5 THINGS ABOUT SHOULDER PAIN
Written by Dr Luke Attkins
Shoulder injuries are one of the most stubborn injuries that we can deal with as a practitioner. This is due to the shoulder being the most moveable joint in the body and can take the longest to heal. They can happen very gradually, or after trauma and can linger for a long time.
Here are 5 things you should know about shoulder pain:
–They are highly treatable if diagnosed early
People with shoulder pain usually do not seek early medical attention unless it has been traumatic. The gradual onset of some shoulder pain, is the type of pain where we tend to ignore initially because of its subtleness BUT ignoring the pain will not make it go away. In fact, it will usually continue worsening the longer you wait to seek care. The earlier you see a practitioner, the better it will respond to physical therapy and regain its range of motion.

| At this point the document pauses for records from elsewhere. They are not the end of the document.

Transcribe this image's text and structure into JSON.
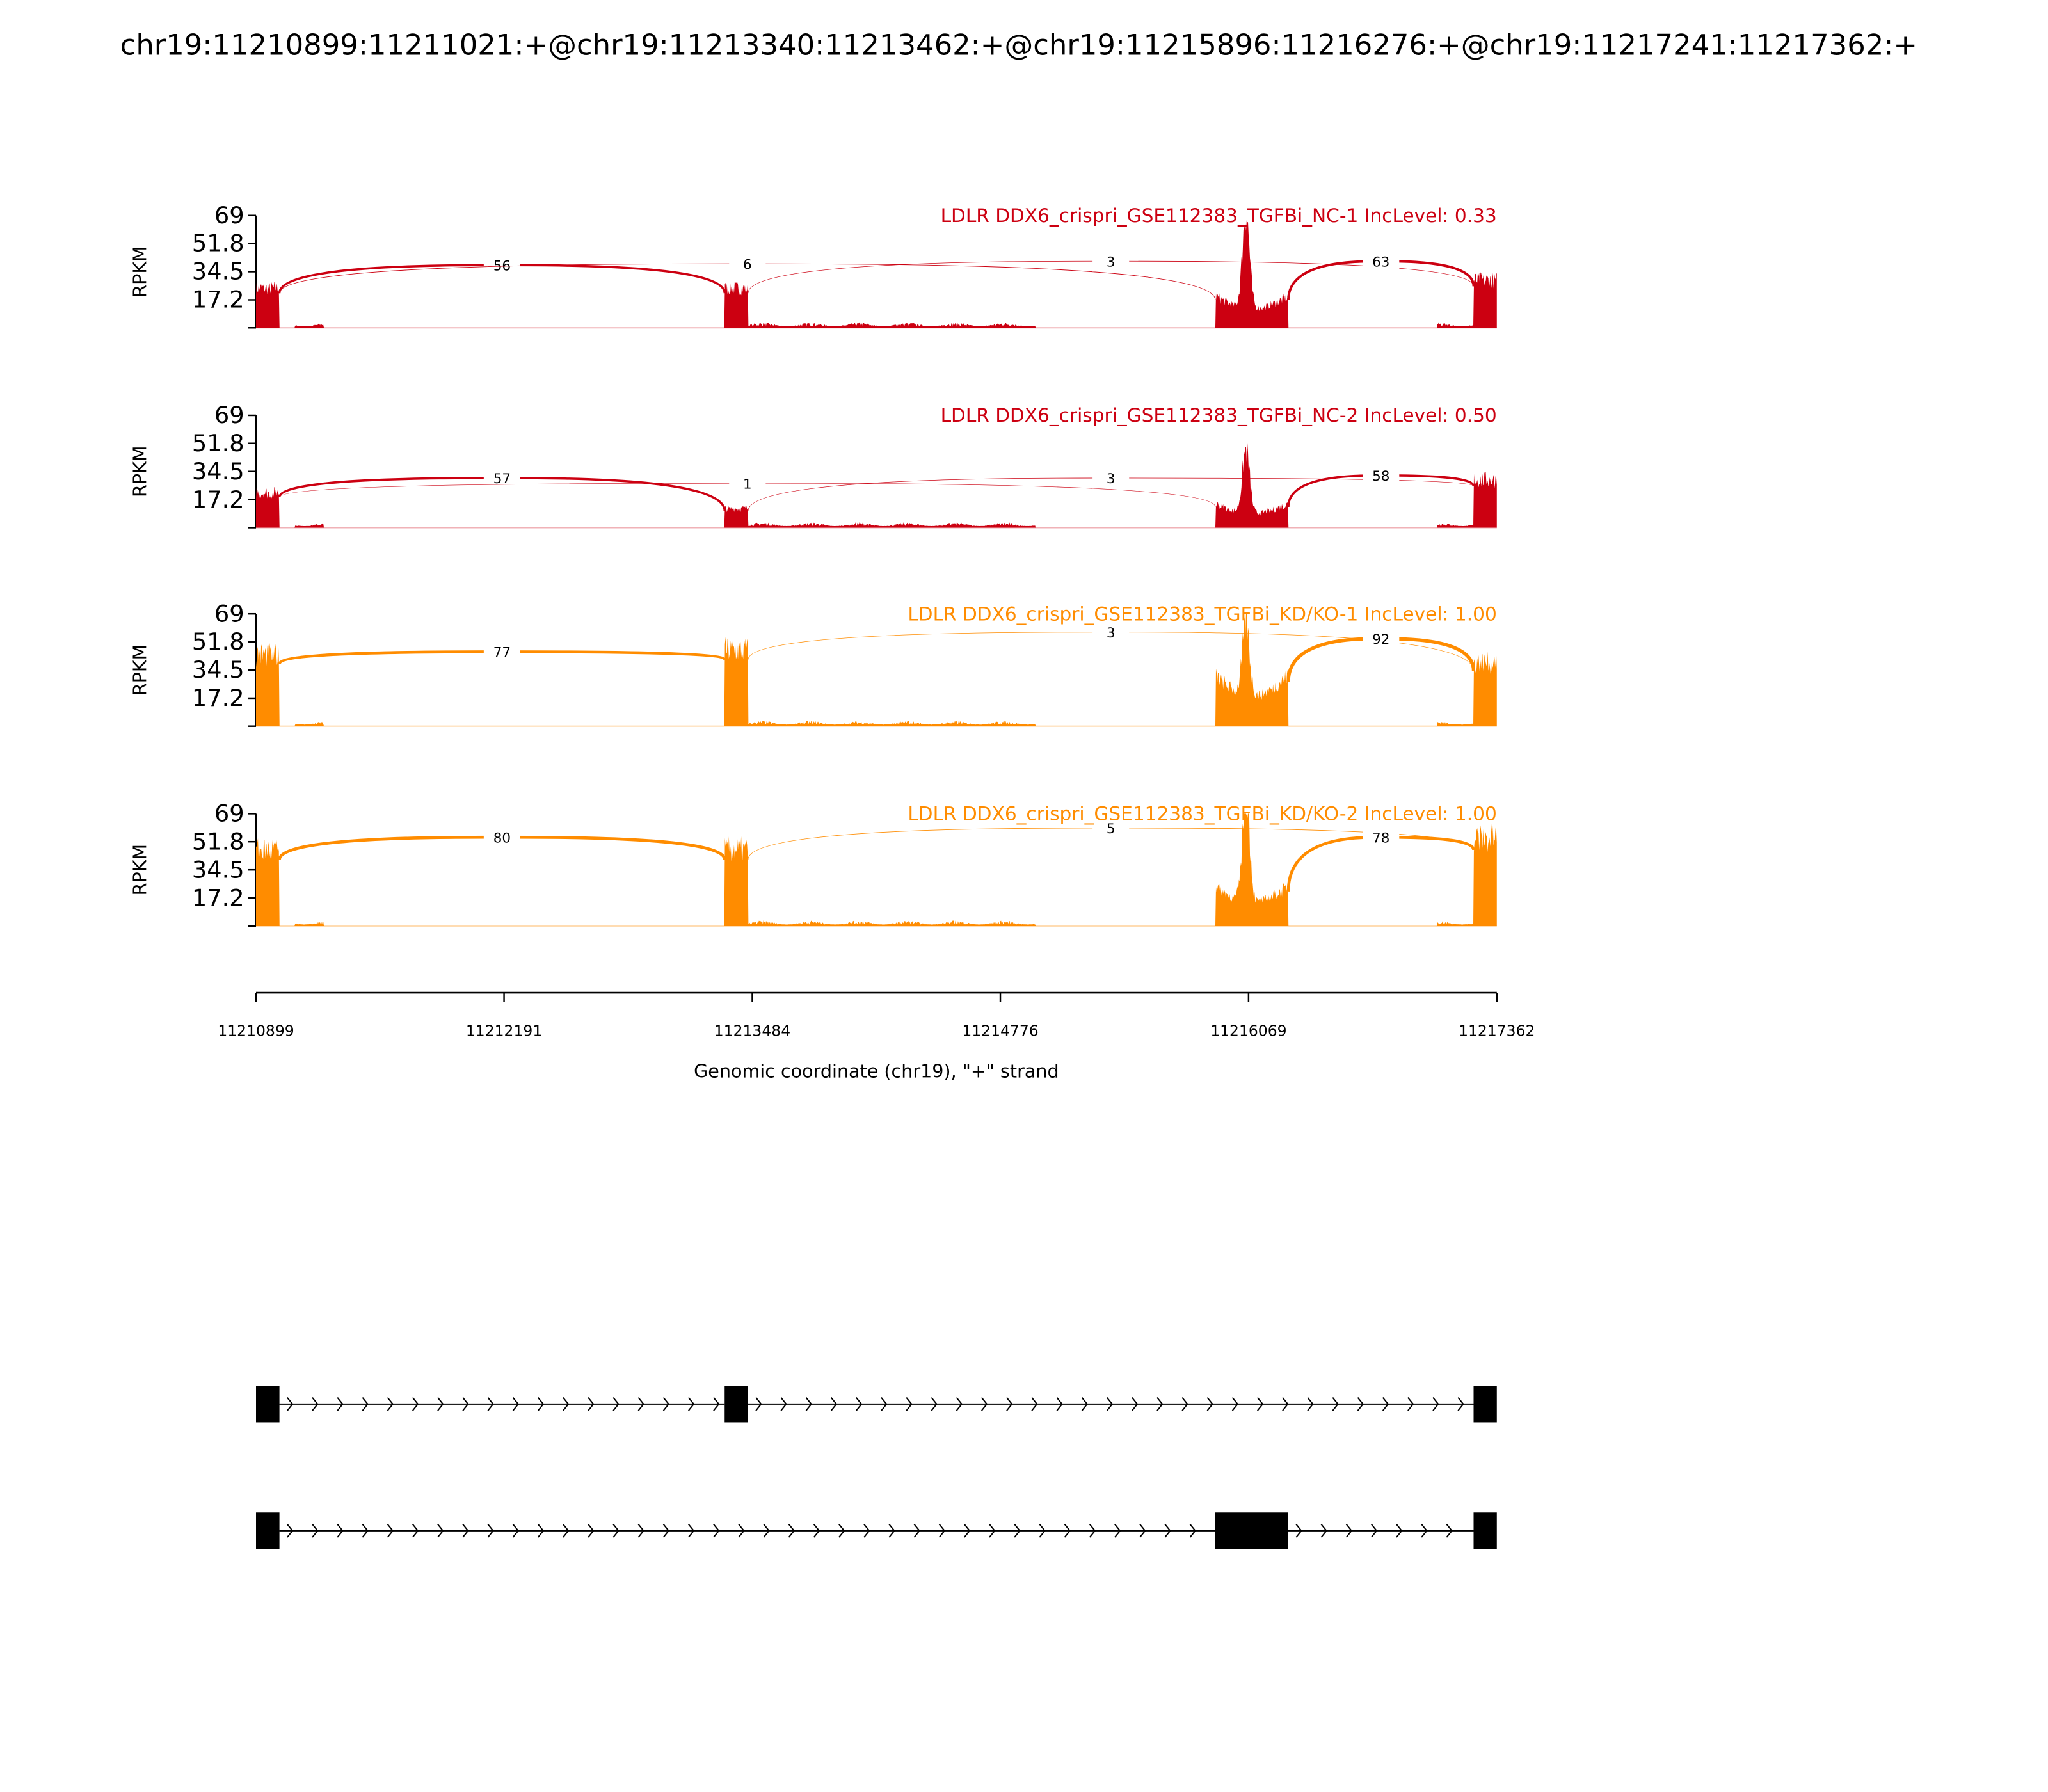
{
  "chart_data": {
    "type": "area",
    "title": "chr19:11210899:11211021:+@chr19:11213340:11213462:+@chr19:11215896:11216276:+@chr19:11217241:11217362:+",
    "xlabel": "Genomic coordinate (chr19), \"+\" strand",
    "ylabel": "RPKM",
    "xlim": [
      11210899,
      11217362
    ],
    "ylim": [
      0,
      69
    ],
    "yticks": [
      "69",
      "51.8",
      "34.5",
      "17.2"
    ],
    "ytick_values": [
      69,
      51.8,
      34.5,
      17.2
    ],
    "xticks": [
      "11210899",
      "11212191",
      "11213484",
      "11214776",
      "11216069",
      "11217362"
    ],
    "exons": [
      [
        11210899,
        11211021
      ],
      [
        11213340,
        11213462
      ],
      [
        11215896,
        11216276
      ],
      [
        11217241,
        11217362
      ]
    ],
    "panels": [
      {
        "label": "LDLR DDX6_crispri_GSE112383_TGFBi_NC-1 IncLevel: 0.33",
        "color": "#cc0011",
        "junctions": [
          {
            "start": 11211021,
            "end": 11213340,
            "count": "56"
          },
          {
            "start": 11211021,
            "end": 11215896,
            "count": "6"
          },
          {
            "start": 11213462,
            "end": 11217241,
            "count": "3"
          },
          {
            "start": 11216276,
            "end": 11217241,
            "count": "63"
          }
        ]
      },
      {
        "label": "LDLR DDX6_crispri_GSE112383_TGFBi_NC-2 IncLevel: 0.50",
        "color": "#cc0011",
        "junctions": [
          {
            "start": 11211021,
            "end": 11213340,
            "count": "57"
          },
          {
            "start": 11211021,
            "end": 11215896,
            "count": "1"
          },
          {
            "start": 11213462,
            "end": 11217241,
            "count": "3"
          },
          {
            "start": 11216276,
            "end": 11217241,
            "count": "58"
          }
        ]
      },
      {
        "label": "LDLR DDX6_crispri_GSE112383_TGFBi_KD/KO-1 IncLevel: 1.00",
        "color": "#ff8c00",
        "junctions": [
          {
            "start": 11211021,
            "end": 11213340,
            "count": "77"
          },
          {
            "start": 11213462,
            "end": 11217241,
            "count": "3"
          },
          {
            "start": 11216276,
            "end": 11217241,
            "count": "92"
          }
        ]
      },
      {
        "label": "LDLR DDX6_crispri_GSE112383_TGFBi_KD/KO-2 IncLevel: 1.00",
        "color": "#ff8c00",
        "junctions": [
          {
            "start": 11211021,
            "end": 11213340,
            "count": "80"
          },
          {
            "start": 11213462,
            "end": 11217241,
            "count": "5"
          },
          {
            "start": 11216276,
            "end": 11217241,
            "count": "78"
          }
        ]
      }
    ],
    "isoforms": [
      {
        "exons": [
          0,
          1,
          3
        ]
      },
      {
        "exons": [
          0,
          2,
          3
        ]
      }
    ]
  }
}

–Treat and work on surrounding structures like the shoulder blade
The shoulder blade serves as a platform for the muscles of the shoulder known as your rotator cuff muscles. When there is an injury to the rotator cuffs, it is directly related to how well the shoulder blade is working too. A weak and unstable shoulder blade will produce an unstable base for the rotator cuffs hence possibly causing the muscles to be compromised therefore leading to injury and weaknesses. So it is important to include shoulder blade stabilizing exercises on top of rotator cuff strengthening.
–Frozen Shoulder is more common in middle aged women
Frozen shoulder happens when the lining of the joint becomes inflamed and creates an abnormal adhesive feeling within the joint. The gradual thickening of these structures results in stiffness and pain upon movement. No one knows the exact cause of a frozen shoulder but women between the ages of 40-65 years old have a greater prevalence.
While taking some time to recover from a shoulder injury, it is important that you find a sleeping position that is comfortable and not aggravating. If you are a side sleeper, try sleeping on the non-painful shoulder or sleep with a pillow under your back propping yourself up at roughly 45 degrees. If your shoulder pain is near the front, sleeping on your back can help evenly distribute your weight and again keep pressure off. The sleeping positions you lie in are there to help with always reducing the pressure through you shoulder joint.
Shoulder pain can also come from somewhere else
Most shoulder pain can most likely be musculoskeletal in nature but sometimes other conditions can also cause shoulder pain. If your shoulder pain is unexplained and does not change when you move your neck, shoulder or arm there is a high chance the problem is coming from somewhere else (such as gallstone, heart or blood vessel problems and lung problems). It is important to be checked out by your medical practitioner for further examination.